また、傷んだ酒井宏樹だが、プレー続行が難しかったのであれば、ボールが切れていなくても、倒れこむなりしてアラートを上げるべきだったと思う。そういう意思表示をしていれば、周りの選手も、まずプレーを切ることを優先していたはずなので。
結局、日本の方は交代カードを2つ、怪我人で切ることになってしまい、意図的な交代は原口を倉田に代えた1枚のみ(原口は前半から攻守に奮闘して消耗していたので、交代は妥当だったと思う)。試合終盤は久保も、足を痛めて走れない状態になっており、そのような状況下で日本がもう一度スコアを動かす、というのは難しかった。試合はそのまま、1-1の引き分けでタイムアップ。日本は勝ち点1を得るにとどまった。
試合を総括すると、勝ちたかったし、勝てた試合だったと思うが、例え引き分けであっても、持ち帰ったものは決して小さくなかった試合だったと思う。まず、勝ち点1を得たことで、次のホームでのオーストラリア戦に勝てば予選を突破できる、という状況を得ることが出来た。
また、層の薄かったボランチ、CBのところに、井手口、遠藤、昌子といった新戦力を起用し、プレッシャーのかかる試合で経験を積ませることも出来たし、先制点をアシストした本田についても、FKのキレや、起点になるプレーなどを見るにつけ、日本にとって重要な選手にもう一度戻りつつある、ということを感じさせてくれた。この後の上位直接対決を迎えるにあたって、そうした人材の台頭は間違いなく明るい材料だと言える。
一つだけ疑義を呈するとすれば、それはトップ下の人選で、この日のような試合であれば、岡崎を起用しても良かったのではないだろうか。

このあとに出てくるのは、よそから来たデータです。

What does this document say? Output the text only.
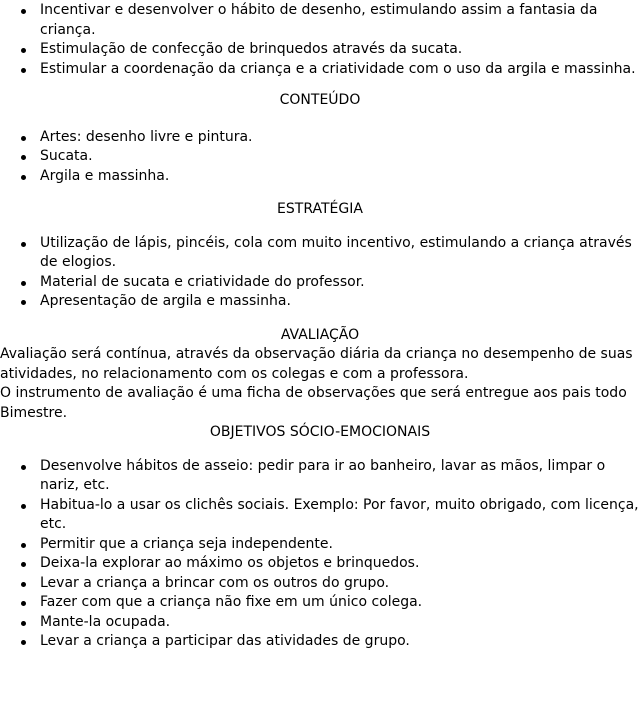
Incentivar e desenvolver o hábito de desenho, estimulando assim a fantasia da criança.
Estimulação de confecção de brinquedos através da sucata.
Estimular a coordenação da criança e a criatividade com o uso da argila e massinha.

CONTEÚDO

Artes: desenho livre e pintura.
Sucata.
Argila e massinha.

ESTRATÉGIA

Utilização de lápis, pincéis, cola com muito incentivo, estimulando a criança através de elogios.
Material de sucata e criatividade do professor.
Apresentação de argila e massinha.

AVALIAÇÃO

Avaliação será contínua, através da observação diária da criança no desempenho de suas atividades, no relacionamento com os colegas e com a professora.

O instrumento de avaliação é uma ficha de observações que será entregue aos pais todo Bimestre.

OBJETIVOS SÓCIO-EMOCIONAIS

Desenvolve hábitos de asseio: pedir para ir ao banheiro, lavar as mãos, limpar o nariz, etc.
Habitua-lo a usar os clichês sociais. Exemplo: Por favor, muito obrigado, com licença, etc.
Permitir que a criança seja independente.
Deixa-la explorar ao máximo os objetos e brinquedos.
Levar a criança a brincar com os outros do grupo.
Fazer com que a criança não fixe em um único colega.
Mante-la ocupada.
Levar a criança a participar das atividades de grupo.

トップ下の位置で守備に貢献できる、という意味では岡崎も原口も同じだが、そこからカウンター時の起点になったり、フィニッシュに絡んだり、という部分では、やはり岡崎の方が一日の長があると思う。
代表での岡崎は、どちらかというとストライカーとしての期待が高いが、レスターでは中盤と前線を繋ぐ役割も担っているので、そういう部分を活かせれば、もっと戦術に幅が出ると思う。
とにかく、大事なのは次の試合。相手は予選無敗のオーストラリア。この難敵にホームで打ち勝つことが出来れば、日本のワールドカップ出場が決まる。